Sewanan Lorenzo R, Schwan Jonas, Kluger Jonathan, Park Jinkyu, Jacoby Daniel L, Qyang Yibing, Campbell Stuart G
Department of Biomedical Engineering, Yale University, New Haven, Connecticut.
Yale Cardiovascular Research Center, Section of Cardiovascular Medicine, Department of Internal Medicine, Yale School of Medicine, New Haven, Connecticut.

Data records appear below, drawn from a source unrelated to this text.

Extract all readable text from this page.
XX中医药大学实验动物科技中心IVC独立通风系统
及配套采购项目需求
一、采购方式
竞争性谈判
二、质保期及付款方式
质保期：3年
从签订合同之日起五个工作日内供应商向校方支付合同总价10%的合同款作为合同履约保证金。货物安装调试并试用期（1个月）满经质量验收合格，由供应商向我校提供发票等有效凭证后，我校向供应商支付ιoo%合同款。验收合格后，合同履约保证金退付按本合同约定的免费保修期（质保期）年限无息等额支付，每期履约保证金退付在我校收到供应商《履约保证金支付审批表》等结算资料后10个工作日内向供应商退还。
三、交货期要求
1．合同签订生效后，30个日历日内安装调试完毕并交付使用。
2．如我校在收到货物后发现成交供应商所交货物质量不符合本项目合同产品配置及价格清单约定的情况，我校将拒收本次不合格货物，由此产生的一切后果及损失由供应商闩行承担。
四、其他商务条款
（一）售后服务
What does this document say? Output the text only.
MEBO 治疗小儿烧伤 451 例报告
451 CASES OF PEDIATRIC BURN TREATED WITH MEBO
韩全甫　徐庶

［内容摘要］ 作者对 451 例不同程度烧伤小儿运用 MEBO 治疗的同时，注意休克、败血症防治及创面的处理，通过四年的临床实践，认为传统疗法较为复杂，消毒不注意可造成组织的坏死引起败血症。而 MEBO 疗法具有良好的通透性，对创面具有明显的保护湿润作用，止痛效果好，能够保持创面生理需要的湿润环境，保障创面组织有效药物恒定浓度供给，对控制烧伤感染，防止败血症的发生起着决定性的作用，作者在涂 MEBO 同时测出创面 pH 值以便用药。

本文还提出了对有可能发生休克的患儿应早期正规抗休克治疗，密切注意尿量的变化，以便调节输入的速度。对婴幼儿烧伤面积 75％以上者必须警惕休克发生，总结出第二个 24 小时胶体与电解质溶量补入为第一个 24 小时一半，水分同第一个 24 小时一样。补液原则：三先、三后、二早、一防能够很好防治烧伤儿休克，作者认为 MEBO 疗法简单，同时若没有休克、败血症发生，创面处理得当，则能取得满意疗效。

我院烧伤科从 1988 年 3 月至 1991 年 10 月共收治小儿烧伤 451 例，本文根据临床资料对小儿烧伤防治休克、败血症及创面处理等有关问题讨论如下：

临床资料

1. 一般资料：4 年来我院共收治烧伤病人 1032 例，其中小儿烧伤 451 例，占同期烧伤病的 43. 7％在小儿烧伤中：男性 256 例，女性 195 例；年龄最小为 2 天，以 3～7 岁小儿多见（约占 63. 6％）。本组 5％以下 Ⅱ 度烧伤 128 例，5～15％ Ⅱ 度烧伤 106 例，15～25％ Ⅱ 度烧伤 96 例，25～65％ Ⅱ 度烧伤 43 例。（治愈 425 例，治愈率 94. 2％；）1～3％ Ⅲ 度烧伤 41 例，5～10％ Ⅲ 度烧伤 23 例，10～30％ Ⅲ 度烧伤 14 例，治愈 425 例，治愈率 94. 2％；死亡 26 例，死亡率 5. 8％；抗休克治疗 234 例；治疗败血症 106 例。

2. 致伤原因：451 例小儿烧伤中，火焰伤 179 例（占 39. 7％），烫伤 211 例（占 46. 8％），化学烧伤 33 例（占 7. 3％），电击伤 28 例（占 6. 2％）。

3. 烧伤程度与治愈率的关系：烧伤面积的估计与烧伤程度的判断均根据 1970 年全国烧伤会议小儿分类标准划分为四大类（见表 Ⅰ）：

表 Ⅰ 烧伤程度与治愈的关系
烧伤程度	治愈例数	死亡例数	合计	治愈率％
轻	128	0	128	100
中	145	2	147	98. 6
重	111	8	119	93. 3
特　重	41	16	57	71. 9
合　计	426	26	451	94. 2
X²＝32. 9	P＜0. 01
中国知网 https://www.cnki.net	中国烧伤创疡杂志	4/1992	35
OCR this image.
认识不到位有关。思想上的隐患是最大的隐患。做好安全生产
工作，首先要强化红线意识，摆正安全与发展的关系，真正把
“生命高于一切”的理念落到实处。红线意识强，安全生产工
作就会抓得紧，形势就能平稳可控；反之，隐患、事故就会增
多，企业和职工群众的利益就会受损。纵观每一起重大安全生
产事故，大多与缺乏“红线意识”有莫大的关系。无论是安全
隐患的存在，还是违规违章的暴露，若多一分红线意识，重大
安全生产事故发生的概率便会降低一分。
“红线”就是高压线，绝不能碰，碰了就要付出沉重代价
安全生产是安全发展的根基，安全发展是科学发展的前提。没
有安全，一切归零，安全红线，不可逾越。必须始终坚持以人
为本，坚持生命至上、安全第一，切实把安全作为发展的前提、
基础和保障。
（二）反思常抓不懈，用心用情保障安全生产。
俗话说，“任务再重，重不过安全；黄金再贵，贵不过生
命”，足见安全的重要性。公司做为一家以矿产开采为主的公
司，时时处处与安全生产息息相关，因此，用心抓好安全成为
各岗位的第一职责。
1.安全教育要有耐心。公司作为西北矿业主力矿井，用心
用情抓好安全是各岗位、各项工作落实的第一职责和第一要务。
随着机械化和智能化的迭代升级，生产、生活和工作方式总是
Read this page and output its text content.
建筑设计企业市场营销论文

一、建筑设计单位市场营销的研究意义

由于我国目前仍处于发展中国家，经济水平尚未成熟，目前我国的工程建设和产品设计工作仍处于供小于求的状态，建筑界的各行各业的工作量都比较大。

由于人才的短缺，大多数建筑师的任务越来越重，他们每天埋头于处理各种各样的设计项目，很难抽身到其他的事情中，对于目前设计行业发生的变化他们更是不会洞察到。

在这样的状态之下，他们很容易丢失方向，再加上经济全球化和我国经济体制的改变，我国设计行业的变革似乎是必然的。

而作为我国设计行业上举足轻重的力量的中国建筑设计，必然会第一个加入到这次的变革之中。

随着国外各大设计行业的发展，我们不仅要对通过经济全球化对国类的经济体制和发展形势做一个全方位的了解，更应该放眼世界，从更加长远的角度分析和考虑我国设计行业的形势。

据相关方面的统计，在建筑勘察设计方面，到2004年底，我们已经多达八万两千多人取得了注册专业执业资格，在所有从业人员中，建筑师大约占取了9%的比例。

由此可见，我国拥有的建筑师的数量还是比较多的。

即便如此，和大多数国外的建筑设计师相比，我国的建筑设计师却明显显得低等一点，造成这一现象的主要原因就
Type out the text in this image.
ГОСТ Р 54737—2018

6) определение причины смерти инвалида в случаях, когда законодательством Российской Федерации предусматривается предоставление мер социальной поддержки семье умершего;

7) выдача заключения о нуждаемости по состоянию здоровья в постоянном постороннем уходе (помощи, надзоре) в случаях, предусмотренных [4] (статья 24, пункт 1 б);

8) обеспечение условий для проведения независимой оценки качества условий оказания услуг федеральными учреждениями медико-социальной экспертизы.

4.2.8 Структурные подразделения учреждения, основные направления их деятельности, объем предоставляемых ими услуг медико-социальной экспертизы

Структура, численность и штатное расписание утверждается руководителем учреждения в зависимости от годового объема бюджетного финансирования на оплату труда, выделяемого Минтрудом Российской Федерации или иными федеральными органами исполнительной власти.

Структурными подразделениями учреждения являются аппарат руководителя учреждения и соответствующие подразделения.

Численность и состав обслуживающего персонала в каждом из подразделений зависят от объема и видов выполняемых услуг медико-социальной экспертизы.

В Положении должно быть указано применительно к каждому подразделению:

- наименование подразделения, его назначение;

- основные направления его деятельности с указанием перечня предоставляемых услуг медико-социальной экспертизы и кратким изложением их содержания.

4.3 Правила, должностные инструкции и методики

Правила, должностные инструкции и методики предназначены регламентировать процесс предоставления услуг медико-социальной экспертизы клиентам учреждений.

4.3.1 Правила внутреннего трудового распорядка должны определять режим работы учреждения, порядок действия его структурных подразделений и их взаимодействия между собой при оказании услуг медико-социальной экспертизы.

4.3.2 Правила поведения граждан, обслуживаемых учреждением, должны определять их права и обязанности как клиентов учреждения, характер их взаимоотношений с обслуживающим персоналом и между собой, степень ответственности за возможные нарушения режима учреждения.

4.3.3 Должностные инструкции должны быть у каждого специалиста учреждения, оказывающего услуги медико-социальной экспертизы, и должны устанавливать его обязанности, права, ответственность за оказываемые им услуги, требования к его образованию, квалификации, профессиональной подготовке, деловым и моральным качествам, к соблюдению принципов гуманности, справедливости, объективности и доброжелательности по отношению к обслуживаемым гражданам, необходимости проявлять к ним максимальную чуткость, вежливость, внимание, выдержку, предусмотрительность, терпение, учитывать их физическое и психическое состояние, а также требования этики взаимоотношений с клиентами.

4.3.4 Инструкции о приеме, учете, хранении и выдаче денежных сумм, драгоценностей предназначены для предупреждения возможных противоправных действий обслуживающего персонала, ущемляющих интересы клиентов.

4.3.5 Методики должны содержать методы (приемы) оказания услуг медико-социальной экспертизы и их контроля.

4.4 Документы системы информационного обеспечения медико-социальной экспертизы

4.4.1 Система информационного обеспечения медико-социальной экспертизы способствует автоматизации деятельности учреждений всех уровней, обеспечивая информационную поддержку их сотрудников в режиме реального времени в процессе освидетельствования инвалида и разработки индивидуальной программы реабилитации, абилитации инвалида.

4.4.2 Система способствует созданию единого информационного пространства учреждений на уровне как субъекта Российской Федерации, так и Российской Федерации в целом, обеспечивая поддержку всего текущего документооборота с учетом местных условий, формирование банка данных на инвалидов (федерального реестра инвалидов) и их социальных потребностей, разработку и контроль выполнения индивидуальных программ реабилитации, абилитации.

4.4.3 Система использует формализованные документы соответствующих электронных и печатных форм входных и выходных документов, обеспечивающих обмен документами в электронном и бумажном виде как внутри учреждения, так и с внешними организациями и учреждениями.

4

JACC Basic Transl Sci. 2019 Jul 24;4(4):495-505. doi: 10.1016/j.jacbts.2019.03.004. eCollection 2019 Aug.
Hypertrophic cardiomyopathy (HCM) is often caused by single sarcomeric gene mutations that affect muscle contraction. Pharmacological correction of mutation effects prevents but does not reverse disease in mouse models. Suspecting that diseased extracellular matrix is to blame, we obtained myocardium from a miniature swine model of HCM, decellularized thin slices of the tissue, and re-seeded them with healthy human induced pluripotent stem cell-derived cardiomyocytes. Compared with cardiomyocytes grown on healthy extracellular matrix, those grown on the diseased matrix exhibited prolonged contractions and poor relaxation. This outcome suggests that extracellular matrix abnormalities must be addressed in therapies targeting established HCM.
肥厚型心肌病(HCM)通常由影响肌肉收缩的单个肌节基因突变引起。在小鼠模型中,对突变效应进行药理学纠正可预防疾病,但无法逆转疾病。由于怀疑病变的细胞外基质是罪魁祸首,我们从HCM小型猪模型中获取心肌,将组织薄片脱细胞,并用健康的人诱导多能干细胞衍生的心肌细胞重新接种。与在健康细胞外基质上生长的心肌细胞相比,在病变基质上生长的心肌细胞表现出收缩延长和舒张不良。这一结果表明,在针对已确诊的HCM的治疗中,必须解决细胞外基质异常问题。